Jordan Sternlieb, West Coast banking lead at West Monroe, agreed with this perspective. He helps banks take manual, non-value-added tasks off the plates of salespeople and relationship managers.
"I think AI will really help with that," he said. "Those folks that are client-facing can be armed with a lot more information to better help and serve their clients, so I think some of that administrative stuff will hopefully go away."
But instead of staff reductions, Sternlieb hopes these efficiency gains will lead to banks taking on more clients so that layoffs won't be needed.
Banks are under pressure from their investors to improve their margins and earnings, Sternlieb pointed out.
"Every organization that's savvy is looking at, hey, how can I use AI to improve my business, and it's certainly those that are getting it right, or are providing a point of view on that, that the investor community finds favorable," he said.
To survive, people in client-facing roles need to make sure they're providing valuable help and advice to customers, Sternlieb said. People in operations or in a back office need to upskill themselves on AI.
Jude Melville, CEO of b1BANK, a business bank in Baton Rouge, Louisiana, takes a rosier view of AI's impact on jobs.
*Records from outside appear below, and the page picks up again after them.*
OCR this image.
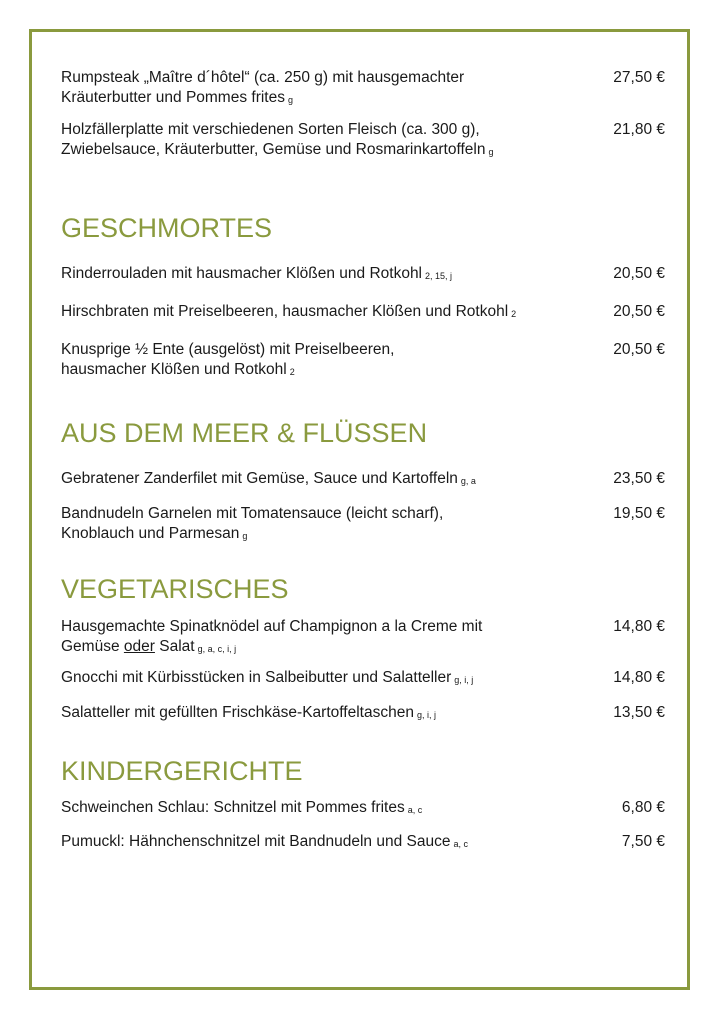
Rumpsteak „Maître d´hôtel“ (ca. 250 g) mit hausgemachter
Kräuterbutter und Pommes frites g
27,50 €
Holzfällerplatte mit verschiedenen Sorten Fleisch (ca. 300 g),
Zwiebelsauce, Kräuterbutter, Gemüse und Rosmarinkartoffeln g
21,80 €
GESCHMORTES
Rinderrouladen mit hausmacher Klößen und Rotkohl 2, 15, j	20,50 €
Hirschbraten mit Preiselbeeren, hausmacher Klößen und Rotkohl 2	20,50 €
Knusprige ½ Ente (ausgelöst) mit Preiselbeeren,
hausmacher Klößen und Rotkohl 2
20,50 €
AUS DEM MEER & FLÜSSEN
Gebratener Zanderfilet mit Gemüse, Sauce und Kartoffeln g, a	23,50 €
Bandnudeln Garnelen mit Tomatensauce (leicht scharf),
Knoblauch und Parmesan g
19,50 €
VEGETARISCHES
Hausgemachte Spinatknödel auf Champignon a la Creme mit
Gemüse oder Salat g, a, c, i, j
14,80 €
Gnocchi mit Kürbisstücken in Salbeibutter und Salatteller g, i, j	14,80 €
Salatteller mit gefüllten Frischkäse-Kartoffeltaschen g, i, j	13,50 €
KINDERGERICHTE
Schweinchen Schlau: Schnitzel mit Pommes frites a, c	6,80 €
Pumuckl: Hähnchenschnitzel mit Bandnudeln und Sauce a, c	7,50 €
"I believe we as a company and we as a country will have more jobs five years from now than we do today, but like most journeys, how quickly we get there is partly dependent on how we frame it from the start," Melville told American Banker. "At b1 we're jumping in, conducting positive experimentation and discussing the possibilities of empowerment through engagement, rather than just getting caught up in a wave. Maybe instead of a job apocalypse the more productive question is how do we make it a jobapalooza?"
Companies have a responsibility to help their employees navigate AI-led shifts, he said. "Companies that help their employees grow and develop do better, particularly banks, who depend not only on their own strength, but on the strengths of the communities of which they are a part, to thrive," he said. "It's one of the three or four most important opportunities we face today and, as such, tackling it is really an obligation."
Public policy effort needed
Both Solomon and Dimon argued that if AI does destroy jobs at high speed, there has to be a broader effort to address the impact on people and society, essentially echoing the points made by Pope Leo.
"Public policy must respond, by funding large-scale reskilling or encouraging AI that supports workers instead of replacing them," Solomon wrote. "This must be a joint effort between the public and private sectors. The public sector should create incentives and provide resources where necessary, including investing more in vocational schools and community colleges; the private sector should help workers upgrade their skills and reimagine on-the-job training."
Similarly, Dimon said, "I see all the backlash on data centers and AI. I do think it's incumbent upon U.S. society to think through — if it happens too fast, what do we do about it? Do the work, get prepared, take care of your people. Take care of society. And I think we'll be ok."